Rheumatoid arthritis (RA) is a chronic inflammatory autoimmune disease distinguished by synovial hyperplasia and a progressive destruction of joints. T cells are critical players in the pathogenesis of RA. We have previously identified a novel immune checkpoint molecule, TAPBPL, that inhibits T cell functions in vitro. As a model for human RA, we investigated the ability of the TAPBPL protein to ameliorate collagen type II (CII)-induced arthritis (CIA) in mice that were injected with recombinant TAPBPL or a control protein. The mice were analyzed for CIA development, immune cells, and their responses. We found that TAPBPL protein significantly decreased CIA incidence and reduced clinical and pathological arthritis scores, which were related to a lower number of activated CD4 T cells but a greater number of regulatory T cells (Tregs) in the spleen, and a reduction of Th1/Th17 inflammatory cytokines in the joints and serum. Importantly, TAPBPL protein inhibited CII-specific T cell growth and Th1 and Th17 cytokine expression and reduced the production of CII autoantibodies in the serum. Our results suggest that TAPBPL protein can ameliorate CIA in mice and has the potential to be used in the treatment of patients with RA.
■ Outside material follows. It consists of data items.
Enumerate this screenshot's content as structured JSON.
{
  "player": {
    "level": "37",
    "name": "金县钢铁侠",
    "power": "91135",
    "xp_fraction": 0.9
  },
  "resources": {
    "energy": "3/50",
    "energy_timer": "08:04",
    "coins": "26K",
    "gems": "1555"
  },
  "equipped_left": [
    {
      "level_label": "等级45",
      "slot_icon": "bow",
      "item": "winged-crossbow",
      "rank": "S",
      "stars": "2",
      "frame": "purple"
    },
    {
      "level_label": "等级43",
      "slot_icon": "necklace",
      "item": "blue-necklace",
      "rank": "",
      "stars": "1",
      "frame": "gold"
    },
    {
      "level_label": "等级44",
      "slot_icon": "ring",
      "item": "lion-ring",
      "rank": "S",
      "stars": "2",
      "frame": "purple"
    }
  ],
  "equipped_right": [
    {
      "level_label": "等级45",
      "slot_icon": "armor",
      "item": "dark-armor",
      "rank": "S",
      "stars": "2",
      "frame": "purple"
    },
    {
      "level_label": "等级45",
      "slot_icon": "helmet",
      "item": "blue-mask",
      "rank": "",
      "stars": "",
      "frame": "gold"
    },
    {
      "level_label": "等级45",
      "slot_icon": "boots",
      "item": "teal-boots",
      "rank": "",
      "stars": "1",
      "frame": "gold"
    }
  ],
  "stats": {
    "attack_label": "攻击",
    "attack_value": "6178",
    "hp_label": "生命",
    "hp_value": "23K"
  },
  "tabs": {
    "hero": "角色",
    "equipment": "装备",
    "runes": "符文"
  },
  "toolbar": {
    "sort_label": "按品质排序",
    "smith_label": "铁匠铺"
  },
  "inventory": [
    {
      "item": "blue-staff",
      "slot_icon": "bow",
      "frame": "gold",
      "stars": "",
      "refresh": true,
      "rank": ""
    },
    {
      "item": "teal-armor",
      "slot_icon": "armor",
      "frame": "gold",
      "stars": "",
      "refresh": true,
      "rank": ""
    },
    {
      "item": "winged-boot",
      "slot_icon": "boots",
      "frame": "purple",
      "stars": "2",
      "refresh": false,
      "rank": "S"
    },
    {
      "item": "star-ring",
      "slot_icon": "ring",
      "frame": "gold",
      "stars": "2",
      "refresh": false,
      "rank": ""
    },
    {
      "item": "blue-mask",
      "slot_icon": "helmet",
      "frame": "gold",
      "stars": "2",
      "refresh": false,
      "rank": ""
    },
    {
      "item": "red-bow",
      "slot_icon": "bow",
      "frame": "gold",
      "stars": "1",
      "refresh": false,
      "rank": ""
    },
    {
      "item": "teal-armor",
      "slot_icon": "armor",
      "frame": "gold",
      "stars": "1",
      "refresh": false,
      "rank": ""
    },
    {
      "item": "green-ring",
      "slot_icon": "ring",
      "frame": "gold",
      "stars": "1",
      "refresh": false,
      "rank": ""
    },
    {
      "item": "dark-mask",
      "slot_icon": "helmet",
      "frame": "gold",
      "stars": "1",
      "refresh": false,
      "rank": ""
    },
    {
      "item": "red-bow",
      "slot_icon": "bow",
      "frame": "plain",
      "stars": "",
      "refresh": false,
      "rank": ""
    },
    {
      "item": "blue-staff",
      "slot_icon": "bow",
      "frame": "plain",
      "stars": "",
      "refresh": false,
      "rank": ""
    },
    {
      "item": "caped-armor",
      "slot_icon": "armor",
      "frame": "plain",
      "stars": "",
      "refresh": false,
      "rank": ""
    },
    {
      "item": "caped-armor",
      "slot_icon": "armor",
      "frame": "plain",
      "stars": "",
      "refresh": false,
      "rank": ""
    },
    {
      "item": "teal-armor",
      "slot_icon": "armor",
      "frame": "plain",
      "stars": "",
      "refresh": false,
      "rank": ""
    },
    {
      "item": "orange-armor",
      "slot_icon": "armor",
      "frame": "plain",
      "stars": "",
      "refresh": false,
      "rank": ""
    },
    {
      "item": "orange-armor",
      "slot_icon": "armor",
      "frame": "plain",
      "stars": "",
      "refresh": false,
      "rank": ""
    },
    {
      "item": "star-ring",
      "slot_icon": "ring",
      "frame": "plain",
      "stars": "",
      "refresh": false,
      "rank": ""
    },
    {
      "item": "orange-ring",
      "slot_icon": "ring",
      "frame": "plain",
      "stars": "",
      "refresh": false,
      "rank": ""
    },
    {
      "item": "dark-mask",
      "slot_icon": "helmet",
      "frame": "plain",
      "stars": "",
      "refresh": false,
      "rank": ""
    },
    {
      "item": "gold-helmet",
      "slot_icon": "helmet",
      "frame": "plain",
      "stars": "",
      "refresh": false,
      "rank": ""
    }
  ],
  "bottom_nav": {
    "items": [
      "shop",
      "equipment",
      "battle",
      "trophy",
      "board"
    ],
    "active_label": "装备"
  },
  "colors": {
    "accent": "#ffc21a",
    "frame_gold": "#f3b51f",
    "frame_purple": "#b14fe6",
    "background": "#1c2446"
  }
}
类风湿关节炎(RA)是一种慢性炎症性自身免疫性疾病,其特征为滑膜增生和关节进行性破坏。T 细胞是 RA 发病机制中的关键参与者。我们之前已经鉴定出一种新型免疫检查点分子 TAPBPL,它可以在体外抑制 T 细胞功能。作为人类 RA 的模型,我们研究了重组 TAPBPL 或对照蛋白注射后 TAPBPL 蛋白对胶原诱导型关节炎(CIA)小鼠的缓解作用。分析了 CIA 发展、免疫细胞及其反应。我们发现 TAPBPL 蛋白显著降低 CIA 发生率,并降低临床和病理关节炎评分,这与脾脏中活化的 CD4 T 细胞数量减少但调节性 T 细胞(Treg)数量增加以及关节和血清中 Th1/Th17 炎症细胞因子减少有关。重要的是,TAPBPL 蛋白抑制了 CII 特异性 T 细胞的生长以及 Th1 和 Th17 细胞因子的表达,并减少了血清中 CII 自身抗体的产生。我们的结果表明,TAPBPL 蛋白可以改善 CIA 小鼠的病情,并有潜力用于治疗 RA 患者。